Mükellefin muaccel hale gelmiş vergi borcunun bulunmaması halinde, iade alacağının sonraki dönemlerde muaccel hale gelecek vergi borçlarına mahsubu mümkündür. Bu taktirde, mahsup talebi sonraki dönemlerde verginin tahakkuku ile hüküm ifade eder. Mahsup taleplerinin yerine getirilmesinde, VUK'nun 114 ve 126'ncı maddelerinde yer alan zamanaşımı hükümleri gözönünde bulundurulur.
2. Nakden İade
Nakten iade taleplerinin, dilekçe ile yapılması şarttır. Tevkif yoluyla kesilen vergilere ilişkin nakden iade edilecek tutarın 10 milyar lirayı (10.000.-YTL) geçmemesi halinde iade talebi, yıl içinde yapılan tevkifatlara ilişkin tablo ile birlikte;
Ücret ve gayrimenkul sermaye iradına ilişkin olması halinde ücretlere ilişkin olarak işveren tarafından verilen ve kesintinin yapıldığını gösteren yazının, gayrimenkul sermaye iradına ilişkin olarak kira kontratının, diğer kurumlar tarafından düzenlenen ve vergi kesintisinin yapıldığını gösteren belgenin, serbest meslek kazancına ilişkin olarak vergilerin sorumlu adına tahakkuk ettiğini gösteren ilgili saymanlık yazısının,
Ticari kazançlar ve zirai kazançlara ilişkin olarak tevkif yoluyla kesilen vergilerin vergi sorumlusundan ilgili vergi dairesine ödenmiş olduğuna ilişkin belgenin, ilgili kurumca onaylanan bir örneğinin dilekçeye eklenmesi koşuluyla, inceleme raporu ve teminat aranmaksızın yerine getirilir.

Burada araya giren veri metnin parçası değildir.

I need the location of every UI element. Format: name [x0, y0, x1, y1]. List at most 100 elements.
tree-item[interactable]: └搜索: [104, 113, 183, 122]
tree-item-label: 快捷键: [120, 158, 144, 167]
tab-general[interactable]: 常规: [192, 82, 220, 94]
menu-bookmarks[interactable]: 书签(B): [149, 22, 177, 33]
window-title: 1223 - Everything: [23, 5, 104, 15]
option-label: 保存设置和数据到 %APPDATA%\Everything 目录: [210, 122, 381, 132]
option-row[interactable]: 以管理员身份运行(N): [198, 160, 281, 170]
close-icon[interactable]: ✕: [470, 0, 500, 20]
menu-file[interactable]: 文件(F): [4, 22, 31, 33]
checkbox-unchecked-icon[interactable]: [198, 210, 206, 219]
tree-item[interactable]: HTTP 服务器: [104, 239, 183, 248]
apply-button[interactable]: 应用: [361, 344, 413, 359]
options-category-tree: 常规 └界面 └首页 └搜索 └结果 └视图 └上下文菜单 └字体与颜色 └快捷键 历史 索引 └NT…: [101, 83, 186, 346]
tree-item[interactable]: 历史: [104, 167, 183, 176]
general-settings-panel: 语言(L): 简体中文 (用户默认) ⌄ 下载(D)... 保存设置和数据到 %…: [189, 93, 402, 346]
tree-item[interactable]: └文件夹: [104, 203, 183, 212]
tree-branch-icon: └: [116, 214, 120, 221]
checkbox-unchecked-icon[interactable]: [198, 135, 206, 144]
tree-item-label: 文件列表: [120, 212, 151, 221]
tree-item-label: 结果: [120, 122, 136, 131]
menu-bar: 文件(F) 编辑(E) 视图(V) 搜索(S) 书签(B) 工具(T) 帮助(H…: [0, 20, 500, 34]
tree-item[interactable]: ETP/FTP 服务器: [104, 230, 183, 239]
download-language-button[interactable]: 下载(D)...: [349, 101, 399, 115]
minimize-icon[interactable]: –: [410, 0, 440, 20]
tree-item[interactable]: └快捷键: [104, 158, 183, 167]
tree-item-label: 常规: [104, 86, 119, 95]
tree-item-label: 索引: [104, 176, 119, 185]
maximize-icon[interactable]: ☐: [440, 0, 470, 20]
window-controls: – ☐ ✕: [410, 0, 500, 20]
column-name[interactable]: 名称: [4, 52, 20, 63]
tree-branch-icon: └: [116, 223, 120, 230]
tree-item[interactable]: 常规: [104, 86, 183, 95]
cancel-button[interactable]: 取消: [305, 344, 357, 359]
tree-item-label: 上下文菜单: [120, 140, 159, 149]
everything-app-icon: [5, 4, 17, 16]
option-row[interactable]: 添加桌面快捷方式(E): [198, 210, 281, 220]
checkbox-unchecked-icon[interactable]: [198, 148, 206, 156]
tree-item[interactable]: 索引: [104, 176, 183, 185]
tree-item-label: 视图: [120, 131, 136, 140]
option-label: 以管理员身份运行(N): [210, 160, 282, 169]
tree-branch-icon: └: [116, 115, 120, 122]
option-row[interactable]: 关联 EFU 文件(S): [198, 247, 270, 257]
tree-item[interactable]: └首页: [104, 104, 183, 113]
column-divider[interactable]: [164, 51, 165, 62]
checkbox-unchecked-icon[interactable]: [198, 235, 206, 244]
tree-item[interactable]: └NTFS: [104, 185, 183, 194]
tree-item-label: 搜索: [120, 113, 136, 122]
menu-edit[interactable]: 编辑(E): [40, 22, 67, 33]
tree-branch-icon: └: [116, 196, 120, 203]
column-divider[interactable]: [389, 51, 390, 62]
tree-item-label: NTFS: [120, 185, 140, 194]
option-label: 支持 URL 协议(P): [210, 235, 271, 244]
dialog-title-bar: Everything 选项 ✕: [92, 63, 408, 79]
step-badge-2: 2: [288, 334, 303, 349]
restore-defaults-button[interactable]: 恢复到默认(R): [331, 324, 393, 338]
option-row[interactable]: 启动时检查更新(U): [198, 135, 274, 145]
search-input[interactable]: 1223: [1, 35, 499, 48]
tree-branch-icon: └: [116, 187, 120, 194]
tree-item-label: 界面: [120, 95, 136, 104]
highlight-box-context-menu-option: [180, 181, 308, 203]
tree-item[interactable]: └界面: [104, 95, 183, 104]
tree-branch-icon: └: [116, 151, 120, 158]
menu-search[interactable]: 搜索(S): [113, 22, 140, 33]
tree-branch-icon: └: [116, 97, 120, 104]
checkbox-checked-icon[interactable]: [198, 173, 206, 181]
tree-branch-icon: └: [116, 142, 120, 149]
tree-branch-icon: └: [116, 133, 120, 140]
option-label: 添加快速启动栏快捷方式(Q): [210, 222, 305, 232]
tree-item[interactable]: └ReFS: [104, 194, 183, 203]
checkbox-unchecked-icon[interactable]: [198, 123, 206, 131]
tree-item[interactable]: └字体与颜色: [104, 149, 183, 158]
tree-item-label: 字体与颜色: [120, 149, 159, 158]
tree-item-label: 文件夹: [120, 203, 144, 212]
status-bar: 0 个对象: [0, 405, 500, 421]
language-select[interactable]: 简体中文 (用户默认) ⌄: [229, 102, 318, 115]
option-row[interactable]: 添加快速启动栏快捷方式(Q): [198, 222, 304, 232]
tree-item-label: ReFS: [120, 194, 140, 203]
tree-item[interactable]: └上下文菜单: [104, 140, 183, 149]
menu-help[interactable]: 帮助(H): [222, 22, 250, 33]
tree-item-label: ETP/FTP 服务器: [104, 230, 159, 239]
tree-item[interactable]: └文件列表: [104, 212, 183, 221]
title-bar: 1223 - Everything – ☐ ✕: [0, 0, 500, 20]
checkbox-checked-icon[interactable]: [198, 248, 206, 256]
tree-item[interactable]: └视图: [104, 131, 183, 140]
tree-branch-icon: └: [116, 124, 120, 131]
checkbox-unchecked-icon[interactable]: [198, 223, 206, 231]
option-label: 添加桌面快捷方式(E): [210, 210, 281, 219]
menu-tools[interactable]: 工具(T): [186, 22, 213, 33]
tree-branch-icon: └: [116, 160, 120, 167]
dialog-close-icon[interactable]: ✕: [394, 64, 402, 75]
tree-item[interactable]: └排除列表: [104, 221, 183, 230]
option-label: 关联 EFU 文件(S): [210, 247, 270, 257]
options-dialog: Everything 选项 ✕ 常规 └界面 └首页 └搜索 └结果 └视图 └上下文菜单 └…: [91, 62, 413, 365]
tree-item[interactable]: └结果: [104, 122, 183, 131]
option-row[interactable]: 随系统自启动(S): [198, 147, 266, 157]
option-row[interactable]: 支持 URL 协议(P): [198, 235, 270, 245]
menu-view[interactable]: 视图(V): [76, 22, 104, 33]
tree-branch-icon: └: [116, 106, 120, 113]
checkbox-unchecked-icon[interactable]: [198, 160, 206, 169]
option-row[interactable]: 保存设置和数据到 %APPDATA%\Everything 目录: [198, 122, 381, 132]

Nakden yapılacak iade taleplerinin 10 milyar lirayı (10.000 YTL) aşması halinde, 10 milyar lirayı aşan kısım VUK'na göre vergi inceleme yetkisi bulunanlarca yapılacak inceleme sonucunda düzenlenecek vergi inceleme raporuna göre iade edilir. 10 milyar liraya (10.000 YTL) kadar olan kısım ise, dilekçe ekinde yukarıda belirtilen belgelerin yer alması koşuluyla, teminat aranmaksızın ve inceleme raporu beklenmeksizin iade edilir.
İade talebi, teminat gösterilmesi halinde inceleme sonucu beklenmeksizin yerine getirilir. Teminat olarak 6183 sayılı Amme Alacaklarının Tahsil Usulü Hakkında Kanun'un 10'uncu maddesinin 1, 2 ve 3 numaralı bentlerinde sayılanlardan bir veya bir kaçı gösterilebilir. Banka teminat mektuplarının (süresiz-şartsız), paraya çevrilmeleri konusunda hiçbir sınırlayıcı şart taşımaması ve Bankalar Kanunu hükümlerine göre faaliyette bulunan bankalar veya özel finans kurumları tarafından düzenlenmiş olması gerekir.
Nakden iade talebinin 100 milyar liraya (100.000 YTL) kadar olan kısmı, mükellefle süresinde tam tasdik sözleşmesi düzenlemiş yeminli mali müşavirce düzenlenecek tam tasdik raporu uyarınca iade edilir, talebinin 100 milyar lirayı (100.000 YTL) aşan kısmının iadesi ise denetim elemanlarınca düzenlenen vergi inceleme raporu sonucuna göre yerine getirilir.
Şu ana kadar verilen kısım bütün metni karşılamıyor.